Pre-Training GPT-4.5

GPT-4.5’s biggest takeaway isn’t a new parameter count—it’s that scaling pre-training still behaves predictably enough to keep delivering smarter, more nuanced behavior, even as training shifts from being compute-limited to increasingly data-limited. After GPT-4.5 launched and users reported a noticeably different experience from GPT-4, the internal focus turned to what it actually took to get there: two years of ML-and-systems co-design, long de-risking runs, and a training process that repeatedly closed the gap between forecasts and what happened in practice.

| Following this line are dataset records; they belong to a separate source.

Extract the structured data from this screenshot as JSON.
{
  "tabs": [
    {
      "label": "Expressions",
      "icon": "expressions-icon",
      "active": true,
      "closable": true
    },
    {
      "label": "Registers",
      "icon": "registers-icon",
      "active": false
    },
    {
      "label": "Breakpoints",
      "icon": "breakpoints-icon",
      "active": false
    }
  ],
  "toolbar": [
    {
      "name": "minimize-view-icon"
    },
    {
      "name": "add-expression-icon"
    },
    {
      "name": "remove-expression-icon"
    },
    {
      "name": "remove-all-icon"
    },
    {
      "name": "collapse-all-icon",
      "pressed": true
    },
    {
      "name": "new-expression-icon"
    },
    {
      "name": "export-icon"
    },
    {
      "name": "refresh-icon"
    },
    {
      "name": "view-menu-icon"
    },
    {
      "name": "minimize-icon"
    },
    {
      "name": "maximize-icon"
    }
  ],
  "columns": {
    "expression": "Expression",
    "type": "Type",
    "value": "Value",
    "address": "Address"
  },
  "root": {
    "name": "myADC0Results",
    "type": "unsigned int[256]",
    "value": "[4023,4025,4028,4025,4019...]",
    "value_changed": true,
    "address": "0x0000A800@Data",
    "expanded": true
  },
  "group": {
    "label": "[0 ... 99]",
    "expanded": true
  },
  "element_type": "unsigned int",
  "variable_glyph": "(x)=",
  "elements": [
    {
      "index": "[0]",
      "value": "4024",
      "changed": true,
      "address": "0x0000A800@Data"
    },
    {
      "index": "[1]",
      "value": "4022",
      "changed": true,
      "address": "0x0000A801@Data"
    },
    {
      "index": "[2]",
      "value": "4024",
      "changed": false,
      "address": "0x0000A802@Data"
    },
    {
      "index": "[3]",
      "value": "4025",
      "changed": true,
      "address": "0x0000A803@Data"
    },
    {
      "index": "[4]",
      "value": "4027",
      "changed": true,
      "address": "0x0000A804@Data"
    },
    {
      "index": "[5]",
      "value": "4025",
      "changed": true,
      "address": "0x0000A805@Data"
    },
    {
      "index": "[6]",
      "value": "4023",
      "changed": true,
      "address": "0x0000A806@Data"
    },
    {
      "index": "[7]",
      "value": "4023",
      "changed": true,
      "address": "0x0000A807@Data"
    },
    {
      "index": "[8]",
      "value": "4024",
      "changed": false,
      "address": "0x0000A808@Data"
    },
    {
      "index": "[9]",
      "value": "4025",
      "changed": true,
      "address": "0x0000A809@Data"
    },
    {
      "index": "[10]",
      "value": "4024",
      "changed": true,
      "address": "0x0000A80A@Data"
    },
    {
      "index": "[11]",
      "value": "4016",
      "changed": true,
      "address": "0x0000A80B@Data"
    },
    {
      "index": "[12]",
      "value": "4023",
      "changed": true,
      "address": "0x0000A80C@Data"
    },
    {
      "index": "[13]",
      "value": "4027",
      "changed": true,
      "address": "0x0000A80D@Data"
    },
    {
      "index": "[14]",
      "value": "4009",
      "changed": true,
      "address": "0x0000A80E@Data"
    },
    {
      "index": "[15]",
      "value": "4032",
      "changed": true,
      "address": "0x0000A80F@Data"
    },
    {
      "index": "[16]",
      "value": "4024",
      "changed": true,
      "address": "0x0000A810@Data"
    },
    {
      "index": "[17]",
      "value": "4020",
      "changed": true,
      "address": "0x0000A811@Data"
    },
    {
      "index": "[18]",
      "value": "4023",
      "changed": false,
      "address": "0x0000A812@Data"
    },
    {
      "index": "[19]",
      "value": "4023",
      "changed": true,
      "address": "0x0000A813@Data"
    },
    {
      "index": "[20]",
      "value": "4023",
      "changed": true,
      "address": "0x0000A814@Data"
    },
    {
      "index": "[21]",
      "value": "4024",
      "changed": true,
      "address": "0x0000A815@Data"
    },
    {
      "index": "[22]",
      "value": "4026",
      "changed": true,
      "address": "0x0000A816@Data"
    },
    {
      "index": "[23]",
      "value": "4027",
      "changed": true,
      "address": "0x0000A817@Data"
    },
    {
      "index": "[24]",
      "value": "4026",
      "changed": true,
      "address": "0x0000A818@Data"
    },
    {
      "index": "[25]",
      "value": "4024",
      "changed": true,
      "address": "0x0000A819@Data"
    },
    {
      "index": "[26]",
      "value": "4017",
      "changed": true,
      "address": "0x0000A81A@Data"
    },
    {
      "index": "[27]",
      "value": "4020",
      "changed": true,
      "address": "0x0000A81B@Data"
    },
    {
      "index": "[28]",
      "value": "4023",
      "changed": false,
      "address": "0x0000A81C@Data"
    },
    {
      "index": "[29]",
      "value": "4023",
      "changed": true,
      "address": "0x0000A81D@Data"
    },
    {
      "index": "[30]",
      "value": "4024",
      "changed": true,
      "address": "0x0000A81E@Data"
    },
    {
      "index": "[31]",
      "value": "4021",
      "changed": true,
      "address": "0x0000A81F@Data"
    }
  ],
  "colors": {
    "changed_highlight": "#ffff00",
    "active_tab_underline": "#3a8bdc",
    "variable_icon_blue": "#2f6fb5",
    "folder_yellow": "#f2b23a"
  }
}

The team described pre-training at this scale as a full-stack execution problem as much as an ML one. The work starts with ML and systems collaborating long before the main run—planning the model and the training stack, sequencing changes, and running large “de-risking” experiments to ensure improvements persist when scaled up. Even with that preparation, launch decisions often happen while issues remain unresolved. Early in a run, system behavior can be far from expectations: failure modes appear that weren’t well characterized on earlier hardware generations, and rare events can become catastrophic at scale. The practical response is to keep moving forward while tightening reliability—observing failure distributions across massive pools of accelerators and network fabric, then iterating until uptime and stability improve.

Scaling difficulty grows sharply when moving from tens of thousands of GPUs to far larger clusters. The team emphasized that problems that are merely “rare” at small scale can become “catastrophic” at frontier scale, especially when infrastructure reliability, failure rates, and network behavior vary across a large statistical sample. They also framed training time as a moving target: early estimates can be wrong, and the run’s schedule shifts as issues are found and resolved.

On the ML side, GPT-4.5 targeted a goal of “10x smarter than GPT-4” in effective compute terms, and the team said the final model met that mark. A key theme was that scaling laws still hold: test loss can be predicted to decrease in a way that correlates with intelligence-like improvements, including subtle common-sense knowledge, better context handling, and nuanced abilities that weren’t obvious from benchmarks alone. The team also highlighted what they learned when things didn’t match predictions—tracking why performance deviated from expected scaling trajectories and using those discrepancies to guide future runs.

Looking ahead, the bottleneck is shifting. Data efficiency emerged as the next major lever: as compute grows faster than data, data becomes the limiting factor, requiring algorithmic innovations to extract more learning from the same dataset. Systems needs also evolve—state management changes forced multi-cluster training, and future scaling may depend on better fault tolerance co-designed with workloads to reduce operational burden.

Finally, the discussion broadened into why unsupervised pre-training works at all. Pre-training was framed as a form of compression—learning quickly during training can turn a large model into an effective compressor via prequential compression—helping explain why next-token prediction can yield general intelligence rather than mere memorization. The team also stressed the importance of metrics and held-out test sets that aren’t contaminated by training data, arguing that evaluating “intelligence” through human-legible tests can become misleading when models can memorize or have seen near-identical content.

In short: GPT-4.5’s success is presented as evidence that scaling laws remain useful, but the next leap likely hinges on data efficiency and systems reliability at extreme scale, not just adding more compute.